RSA Conference 2024: More AI, Less XDR

This week, along with many others, we attended the RSA Conference 2024 at the Moscone Center in San Francisco. We were surprised at how few companies highlighted XDR marketing campaigns, especially compared to the activity at RSAC 2023. Unsurprisingly, Artificial Intelligence (AI) was the more prominent marketing message. We also saw a power-play by security heavy-weight Palo Alto Networks; It decided not to attend RSAC 2024 and instead held a mini-conference of its own at its headquarters to highlight its new AI-related offerings. And, last, we saw a change in how Observability companies position themselves somewhat more as Security companies than they had in the past.

XDR. A year ago, we think the CyberSecurity industry was looking for a new acronym to glom onto, following all the excitement and traction of SASE, and collectively, that was XDR. This year, though, the excitement died down somewhat. Perhaps that’s because XDR is hard to define (and some describe it as quite similar to EDR, NDR and SIEM), or perhaps because AI sucked up all the marketing and product development budgets leading into RSAC24. Trellix, interestingly, was very prominently marketing XDR, while companies like Fortinet, Cisco and Palo Alto barely mentioned it.

AI. Since ChatGPT was released about half a year before RSAC23, it and many Generative AI technologies have been rapidly adopted by many industries. This week, and in the weeks running up to RSAC24, we saw numerous Cyber companies announce initiatives that can be put into perhaps two categories: (a) AI for Security and (b) Security for AI. For instance, in mid-April, Cisco announced Hypershield, which is described as an impressive, new type of firewall that leverages AI. Likewise, in early April, Fortinet announced at its partner conference, its FortiAI capabilities. And this week, some twenty miles from the RSAC24 show, Palo Alto Networks announced AI Access, AI SPM, and AI Runtime, as well as AI enhancements coming to existing products; these are in beta and expected to be available in 2H24.

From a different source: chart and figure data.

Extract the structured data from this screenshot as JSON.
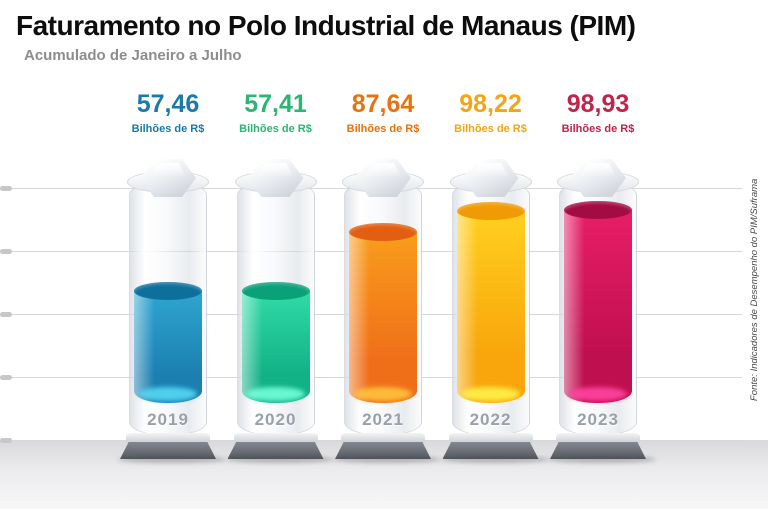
{
  "header": {
    "title": "Faturamento no Polo Industrial de Manaus (PIM)",
    "subtitle": "Acumulado de Janeiro a Julho"
  },
  "source_note": "Fonte: Indicadores de Desempenho do PIM/Suframa",
  "chart_data": {
    "type": "bar",
    "title": "Faturamento no Polo Industrial de Manaus (PIM)",
    "subtitle": "Acumulado de Janeiro a Julho",
    "unit": "Bilhões de R$",
    "categories": [
      "2019",
      "2020",
      "2021",
      "2022",
      "2023"
    ],
    "values": [
      57.46,
      57.41,
      87.64,
      98.22,
      98.93
    ],
    "ylim": [
      0,
      110
    ],
    "grid": true,
    "legend": "none",
    "columns": [
      {
        "year": "2019",
        "value": 57.46,
        "value_label": "57,46",
        "unit": "Bilhões de R$",
        "text_color": "#1a7aa9",
        "liquid_top": "#2fa6cf",
        "liquid_bottom": "#1b7fb0",
        "surface_color": "#0d6f9c",
        "glow_color": "#55d8f2"
      },
      {
        "year": "2020",
        "value": 57.41,
        "value_label": "57,41",
        "unit": "Bilhões de R$",
        "text_color": "#2bb673",
        "liquid_top": "#31dba6",
        "liquid_bottom": "#12b186",
        "surface_color": "#0aa179",
        "glow_color": "#72ffd9"
      },
      {
        "year": "2021",
        "value": 87.64,
        "value_label": "87,64",
        "unit": "Bilhões de R$",
        "text_color": "#e8720d",
        "liquid_top": "#f99d1c",
        "liquid_bottom": "#ef6f19",
        "surface_color": "#e25e11",
        "glow_color": "#ffc33e"
      },
      {
        "year": "2022",
        "value": 98.22,
        "value_label": "98,22",
        "unit": "Bilhões de R$",
        "text_color": "#f5a413",
        "liquid_top": "#ffd01f",
        "liquid_bottom": "#f8a60b",
        "surface_color": "#f09a06",
        "glow_color": "#fff14a"
      },
      {
        "year": "2023",
        "value": 98.93,
        "value_label": "98,93",
        "unit": "Bilhões de R$",
        "text_color": "#c02449",
        "liquid_top": "#e81e67",
        "liquid_bottom": "#c00f4e",
        "surface_color": "#a30c42",
        "glow_color": "#ff44a1"
      }
    ]
  }
}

Observability. Since Cisco closed on the acquisition of Splunk, tying it for first place with Palo Alto Networks in the total Security market defined by the various Security market segments we track, we’ve seen both Cisco and others emphasize Observability more while, at the same time, Cisco is associating Splunk with Security. Take, for instance, privately-held, hyper-growth startup Cribl, which just surpassed the $100M Annual Recurring Revenue (ARR) benchmark recently was a prominent vendor at RSAC24, highlighting its security capabilities while on stage with two other security companies (Armis and Cato Networks). On the other hand, Cribl also heavily marketed its new “Data Engine for IT and Security” vision in meetings with the fast-growing vendor, calling its Cribl Lake product which expands beyond security and observability as its “act two,” in its evolution as a company.